My condition as an intellectual became even lonelier. I wanted to read the Geronimo books straight through, but when I saw the photograph near the front of one of the books I stopped cold. Geronimo was the least-favored hero as regards looks that I’d ever seen. This man was really just a bit too ugly. He was furious. He held the rifle with a terrifying claim on it. There was no glib negligence here as in the portrait of your ordinary romantic hero. There were no stars in his eyes, only a narrow cross-focused anger. His mouth frowned, and here it was uncertain whether he meant to frown or frowned involuntarily through loss of teeth. And there at his neck the filthy scarf. The single handsome thing in the picture was his left knee, brown and bare above his boot. It was a good knee. He propped it up, had his elbow resting on it. (My son … your legs are your friends , I remembered.) Perhaps his legs were the only feature which hadn’t betrayed him. But then back up to the face. It was too akin to senile lunacy, too much the old desperate male idiot we would all come to. So I put the books away, disheartened. I knew Geronimo was a part of my private, intellectual life, I couldn’t imagine who else would be interested in him besides me and the authors of these books — I even went over and checked out all the other books on him, although with no special happiness. Fleece saw the books stacked up by my bed and assumed I was writing a term paper on Geronimo for English or history. I simply shrugged. I didn’t know why I had them. Having the books — it was like being related to some mad bore in town whom you would have to visit sooner or later.

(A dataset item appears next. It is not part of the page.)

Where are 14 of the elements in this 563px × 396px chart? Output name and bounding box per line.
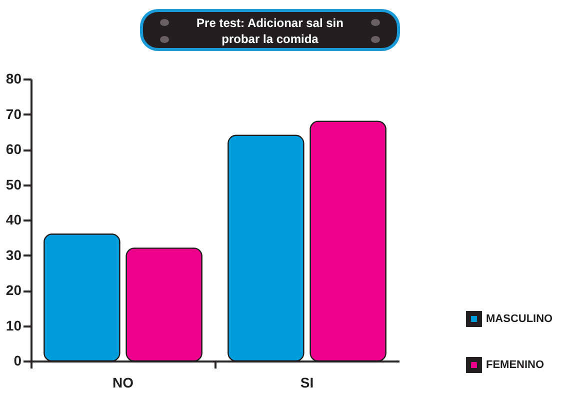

Yet, from reading that piece, the father’s advice to his son, I was drunk with freedom to do anything . I sat on the dorm steps among this pack of other miserable boys. Some of them were like Earl and Bob back at Dream of Pines High and a couple of them were intellectuals, and there was one twenty-year-old alcoholic — I mean to the extent that he would pour a shoe-polish bottle full of bourbon over his slice of watermelon and eat that for breakfast. The alcoholic always suggested things we could do, while the rest of the group discussed his proposition for thirty minutes, the intellectuals coming in at the end to discard it as worthless. Essentially they held that all motion was worthless. There was nothing possible to do. The others were beaten down, since they could not get their thoughts into the King’s English. Some days Zak, the drama teacher, would drive by in his Edsel station wagon, see us out there, and join us. Zak was about thirty and had grayish-blond hair. There was a rumor that he had been a beatnik somewhere and also that he was engaged hopelessly to a beautiful crippled girl in Denver. One evening he was out there and organ music was coming out of the auditorium across from us, Bach, I guess — something sacred yet mathematical — and we were looking across the yard beyond the concrete pool with the defunct fountain and the slimy water at the unlighted windows of the auditorium. I was thinking of the organ-player alone in the ranks of seat shadows of the huge auditorium. His music at this hour of the day was enormously depressing. It was like gloom in little shrieks. All else was quiet — suppertime. I thought of the organist, he or she, thinking of himself or herself as so grand and prissy with the loneliness, and the Bach, and, who knows, God. I couldn’t take it. Neither could Zak, apparently.